Wednesday, July 29, 2009

Tuesday, July 28, 2009

Monday, July 27, 2009

Certo Dolly Super-Sport





A Super-Sport was one of my first old folders, acquired about six years ago. I did quite a lot of photography with it, but then got distracted with other cameras from my collection and traded it away. Of course, I later started to regret not having my Dolly around, so I picked up a couple more not long ago.

Wednesday, July 22, 2009

Cate



That is the first frame from the first roll through my new Yashica Lynx 5000E. Seems a good omen.



The 5000E is a hefty camera, though not quite as big as the Lynx 14 I had some time ago. The difference is a slightly smaller lens; the 5000E has a 1.8 Yashinon, while the Lynx 14 sported a massive f1.4. Otherwise, they are pretty much the same camera.

Monday, July 20, 2009

Argus Cameras of 1955



Thanks to Carlos Avilez, I have been able to add a page to the Ephemera section of my Vintage Cameras site displaying a sales brochure with details of the 1955 offerings from Argus.

Carlos' flickr photostream under the name Soulrac has some extraordinary images, including many made with simple cameras from the period illustrated in the brochure.

Sunday, July 19, 2009

Stylus

Some images from my two-dollar Olympus.



I prefer the lesser degree of automation of my earlier 35-RC, but the point-and-shoot capability of the stylus is seductive, and the image quality from Olympus lenses is always superb.



Much of the appeal for me of the little Olympus Infinity Stylus lies in its polished black form. I think it is a good example of the design genius of Maitani who was so good at synthesizing combinations of innovation and tradition.
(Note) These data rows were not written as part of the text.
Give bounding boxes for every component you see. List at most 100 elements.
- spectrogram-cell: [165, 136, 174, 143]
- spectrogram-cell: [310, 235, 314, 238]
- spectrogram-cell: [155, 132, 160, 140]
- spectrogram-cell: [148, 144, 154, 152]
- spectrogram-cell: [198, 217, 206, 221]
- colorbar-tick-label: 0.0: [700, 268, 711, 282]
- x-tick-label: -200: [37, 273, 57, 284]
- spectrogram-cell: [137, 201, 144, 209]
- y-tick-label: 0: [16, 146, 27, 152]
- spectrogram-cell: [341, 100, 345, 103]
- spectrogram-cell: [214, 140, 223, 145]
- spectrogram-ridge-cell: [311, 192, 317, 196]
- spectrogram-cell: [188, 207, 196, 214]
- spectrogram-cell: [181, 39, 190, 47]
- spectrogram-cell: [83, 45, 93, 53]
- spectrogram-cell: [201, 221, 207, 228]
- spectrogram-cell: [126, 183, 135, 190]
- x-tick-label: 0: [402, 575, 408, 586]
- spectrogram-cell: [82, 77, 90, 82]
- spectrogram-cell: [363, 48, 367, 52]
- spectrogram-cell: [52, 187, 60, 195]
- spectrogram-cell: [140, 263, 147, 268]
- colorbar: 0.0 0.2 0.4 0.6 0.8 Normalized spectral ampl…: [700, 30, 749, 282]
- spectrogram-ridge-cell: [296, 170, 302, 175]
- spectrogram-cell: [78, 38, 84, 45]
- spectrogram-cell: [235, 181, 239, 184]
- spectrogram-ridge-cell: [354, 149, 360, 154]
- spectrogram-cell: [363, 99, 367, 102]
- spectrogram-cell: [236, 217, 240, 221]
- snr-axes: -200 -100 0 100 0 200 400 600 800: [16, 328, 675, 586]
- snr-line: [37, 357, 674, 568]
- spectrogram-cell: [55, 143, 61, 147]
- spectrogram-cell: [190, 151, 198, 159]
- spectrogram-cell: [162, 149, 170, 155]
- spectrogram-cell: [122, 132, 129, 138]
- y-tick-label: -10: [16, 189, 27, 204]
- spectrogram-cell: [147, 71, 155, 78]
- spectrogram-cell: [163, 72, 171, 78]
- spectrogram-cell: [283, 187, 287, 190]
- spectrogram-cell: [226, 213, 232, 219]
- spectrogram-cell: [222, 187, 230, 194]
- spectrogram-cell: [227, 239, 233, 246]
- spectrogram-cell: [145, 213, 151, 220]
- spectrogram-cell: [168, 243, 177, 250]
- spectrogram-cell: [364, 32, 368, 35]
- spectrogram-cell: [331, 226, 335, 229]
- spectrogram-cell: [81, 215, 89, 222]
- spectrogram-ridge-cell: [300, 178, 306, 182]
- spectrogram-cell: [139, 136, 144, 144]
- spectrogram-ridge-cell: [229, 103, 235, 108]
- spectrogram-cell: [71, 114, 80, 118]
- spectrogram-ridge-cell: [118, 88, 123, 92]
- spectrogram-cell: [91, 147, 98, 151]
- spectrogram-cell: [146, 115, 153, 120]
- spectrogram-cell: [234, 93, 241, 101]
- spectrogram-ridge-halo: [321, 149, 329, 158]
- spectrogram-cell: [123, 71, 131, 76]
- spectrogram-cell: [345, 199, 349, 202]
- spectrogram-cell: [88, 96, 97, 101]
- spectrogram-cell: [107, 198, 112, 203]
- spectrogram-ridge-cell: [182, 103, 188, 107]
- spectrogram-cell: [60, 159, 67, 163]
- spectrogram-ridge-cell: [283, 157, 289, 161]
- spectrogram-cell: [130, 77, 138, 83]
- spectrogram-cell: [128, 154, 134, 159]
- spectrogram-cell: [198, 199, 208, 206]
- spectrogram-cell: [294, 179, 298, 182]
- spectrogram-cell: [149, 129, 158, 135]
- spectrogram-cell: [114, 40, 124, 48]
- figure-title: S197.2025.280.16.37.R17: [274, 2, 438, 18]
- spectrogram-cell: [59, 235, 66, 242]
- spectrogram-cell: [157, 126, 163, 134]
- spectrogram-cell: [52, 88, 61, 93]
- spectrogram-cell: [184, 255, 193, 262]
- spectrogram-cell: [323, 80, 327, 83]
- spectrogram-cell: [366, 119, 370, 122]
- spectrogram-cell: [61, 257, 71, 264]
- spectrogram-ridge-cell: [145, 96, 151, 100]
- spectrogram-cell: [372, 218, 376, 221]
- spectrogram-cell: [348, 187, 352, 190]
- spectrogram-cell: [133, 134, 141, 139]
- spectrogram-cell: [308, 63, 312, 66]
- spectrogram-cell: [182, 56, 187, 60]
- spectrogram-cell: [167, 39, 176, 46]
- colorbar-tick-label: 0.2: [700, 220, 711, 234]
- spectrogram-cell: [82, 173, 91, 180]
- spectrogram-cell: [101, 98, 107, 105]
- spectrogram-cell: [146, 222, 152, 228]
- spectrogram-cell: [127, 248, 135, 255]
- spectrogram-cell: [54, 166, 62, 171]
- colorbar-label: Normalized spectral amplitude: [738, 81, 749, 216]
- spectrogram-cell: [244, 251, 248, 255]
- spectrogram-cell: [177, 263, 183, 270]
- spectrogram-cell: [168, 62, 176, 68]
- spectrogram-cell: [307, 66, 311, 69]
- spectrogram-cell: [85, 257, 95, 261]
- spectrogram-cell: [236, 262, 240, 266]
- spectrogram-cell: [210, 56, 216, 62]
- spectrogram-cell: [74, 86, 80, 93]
The design of the Infinity Stylus packed fully automated 35mm photography into a container that would slip effortlessly into a pocket. At the same time, the sculpted black case suggests the beautifully crafted small boxes from Japanese tradition known as Inro and their sash cord toggles, the Netsuke.

Friday, July 17, 2009

Camera Design



I picked up this plastic point-and-shoot camera recently at my local thrift store for two dollars. Judging from the graphic theme on the front, it was built in 2003, which marked the 75th birthday of Mickey Mouse. Conceptually, the Mickey Mouse camera with fixed aperture and a single shutter speed is essentially a box camera, similar in operation to the earliest photo image-making instruments. At the same time, the simple plastic camera features a number of refinements including the sleek, molded shape, an integral lens cover, and -- most importantly from the perspective of economy and efficiency -- a thumbwheel film advance. All of those features were pioneered by the Japanese company, Olympus, whose chief of design for four decades was Yoshihisa Maitani.



Coincidentally, I also acquired at the same time, place and price an Olympus Infinity Stylus, also known as the "mju". The Olympus is also a point-and-shoot; it first appeared in 1990, but it is a very sophisticated instrument, indeed, with auto-everything -- including the film advance, exposure and focusing. The compact, organic shape of the Stylus evolved from an earlier Olympus called the XA which dates from 1979; that camera also had a lens cover that was integral to the camera's front structure. While the XA, like the Stylus, had a motorized film advance, the manual thumbwheel advance was a feature of Maitani's first great camera design, the Pen, which appeared in 1959. The Pen was also especially significant to camera design history and evolution in it's price point, which was about about a fifth of that of similar quality cameras then on the market.



All of the above Maitani/Olympus history comes from a nicely done web site developed by a Maitani fan in Hong Kong.

Tuesday, July 14, 2009

Oly



I shot another roll of Kodak BW400CN in the thrift store Olympus 35-RC. I'm going to have a hard time getting rid of this camera, in spite of the fact that I have two others.







I guess part of the problem is that the monetary value of any of my old cameras seems insignificant compared to their over-all worth to me. Each camera is unique in the way that it captures images of the world, as well as in the evidence of past use which each carries. I wonder how the previous owners regarded their cameras, and I feel a sense of obligation to those photographers of the past.

Sunday, July 12, 2009

old machines

C3

I've had three or four Argus C3 cameras; the only one left in my possession is a Matchmatic model, dating from 1962. The camera has a few surface blemishes, but it works perfectly, and has a phenominally sharp lens, the f3.5/50mm coated Cintar.



My thanks to Julio F for his reminder to revisit the C3.







Saturday, July 11, 2009

No.3

One of the perks of city life is access to a lot of garage sales, flea markets and thrift stores. Since coming to Albuquerque, I've picked up a five-dollar Agfa Clack and two Vivitar Ultra Wide & Slim at 99-cents each. My latest acquisition is a six-dollar Olympus 35rc.



I always pick up any camera that says "Olympus", but when I retrieved this one from the jumble in the bin at the thrift store, it took me a long moment to realize what I was holding because it was so unexpected. The 35rc is a great Chrome-Age classic.



I cleaned the lens, put in a new battery, and took the camera along to a Saturday car show.



I've already got two of these cameras which I considered bargains at nearly ten times the price I paid for the last one. I suppose I shouldn't keep this one, but I think I'm going to have to run a few more rolls through it before I can part with it.